I can accept your views on religion and social life, as your own views, and can accept your right to bring those views to your children. but I strongly object to your attemps to legislare your narrow view of morality on the rest of the country.

Maybe we can never have a true dialogue, but I will not let you state your extreme views without posting to let you knows you live in a moral world where those views are not welcome.

Posted by: Richard at July 27, 2008 8:04 PM

I'd be much more comfortable with your response, Richard, if you gave any indication that your reservations are based on my own views, rather than a cliché that leaves you affirmed in your own radical views.

I have great tolerance, interest, and respect for other religions, provided I may reserve the right to show their followers the respect of pointing out where I think they err. Your style of fluffy tolerance is the tolerance of ambivalence.

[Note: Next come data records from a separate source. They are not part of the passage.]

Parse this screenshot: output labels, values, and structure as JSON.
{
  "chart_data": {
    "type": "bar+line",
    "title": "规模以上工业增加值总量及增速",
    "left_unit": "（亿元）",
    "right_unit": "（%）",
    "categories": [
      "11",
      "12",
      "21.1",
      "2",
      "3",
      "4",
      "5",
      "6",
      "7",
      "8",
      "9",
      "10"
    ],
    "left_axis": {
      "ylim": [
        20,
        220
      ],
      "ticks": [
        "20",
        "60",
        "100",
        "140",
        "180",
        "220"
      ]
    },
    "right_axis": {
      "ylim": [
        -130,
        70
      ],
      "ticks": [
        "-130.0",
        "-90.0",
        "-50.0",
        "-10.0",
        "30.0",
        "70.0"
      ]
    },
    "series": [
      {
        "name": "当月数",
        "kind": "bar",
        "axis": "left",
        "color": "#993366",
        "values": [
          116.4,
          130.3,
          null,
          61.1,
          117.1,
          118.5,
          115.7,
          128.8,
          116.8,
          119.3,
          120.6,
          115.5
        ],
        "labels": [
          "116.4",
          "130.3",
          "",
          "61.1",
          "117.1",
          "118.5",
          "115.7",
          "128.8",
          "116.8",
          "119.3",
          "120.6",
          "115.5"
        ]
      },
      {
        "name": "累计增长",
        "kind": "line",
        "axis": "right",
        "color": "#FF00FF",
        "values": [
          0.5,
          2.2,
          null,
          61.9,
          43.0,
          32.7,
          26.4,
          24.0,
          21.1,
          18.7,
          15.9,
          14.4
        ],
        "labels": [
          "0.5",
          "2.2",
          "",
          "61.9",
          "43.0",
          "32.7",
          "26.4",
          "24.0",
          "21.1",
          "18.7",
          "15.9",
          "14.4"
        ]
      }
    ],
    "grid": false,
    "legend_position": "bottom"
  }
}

In fact, I reject your claim to tolerance. You are intolerant in the worst way: quick to dismiss that which you do not like (or do not understand) as outside the bounds within which toleration is conceivable. You cannot comprehend my views on, say, contraception sufficiently to understand how a reasonable man could think such things (one hint: evil has many roots, and humans often stumble on them with the best of intentions, often pursuing goals that would be laudable were they differently implemented), so you make a point of making people of my views feel uncomfortable.

The frightening irony is that your ilk will chase down such views as mine from coast to coast, insisting that only your narrow morality is adequate for the construction of civic society, whether in Rhode Island or Mississippi or Montana. You clearly think me among the "dangerous others," and you're already contemplating other regions to which I might be happy to be deported.

I'll end with a line that I withheld (out of respectful prudence) from my previous comment, but that now appears to have greater merit: Be sure to spell my name correctly when they ask you to name anybody who ought to be taken away for reeducation. Beware your search for fascists through the glass; you might find that you're not looking out the window, but into a mirror.